The graph in this visualization has adjustable granularity, and the change in time range allows for viewing the events for a given resource over any specified interval. Hovering over a specific bar on the stacked bar chart allows us to see the types of errors occurring during that time period for helpful over-time analytics of what is occurring to a specific resource. The table of events listed below the graph is sorted by event time and also tells contains the same information as the graph - that is, a chronological overview of all the events that happened to this specific k8s resource. The graph and table are helpful ways to understand why a Kubernetes resource has been failing in the past, and any trends over time that may accompany that failure (for example, if it coincides with the release of a new microservice).
Conclusion
Currently, we are using the real-time visualization of events to investigate our own Kubernetes deployments in both development and production. This tool and data source allows us to see our deployments as they are ongoing without having to wrangle the kubectl
interface to see what is broken and why. Additionally, this tool is helpful to get a retrospective look on past incidents. For example - if we spot transient issues, we now have the power to go back in time and take a retrospective look at transient production issues, finding patterns of why it may have occurred, and what we can do to prevent the incident from happening again in the future.
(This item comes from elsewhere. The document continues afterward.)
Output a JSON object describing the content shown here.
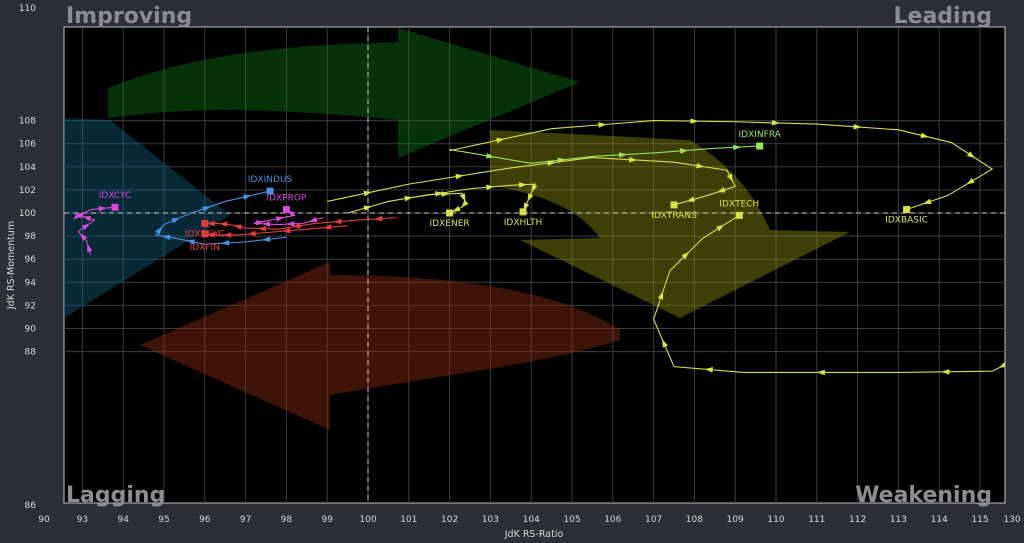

The ability to access historical Kubernetes event logs at fine granularity is a powerful abstraction that provides us at rockset a better understanding of the state of our Kubernetes system than kubectl
alone would allow us. This unique data source and visualization allows us to monitor our deployments and resources, as well as look at issues from a historical perspective. We’d love for you to try this, and contribute to it if you find it useful in your own environments!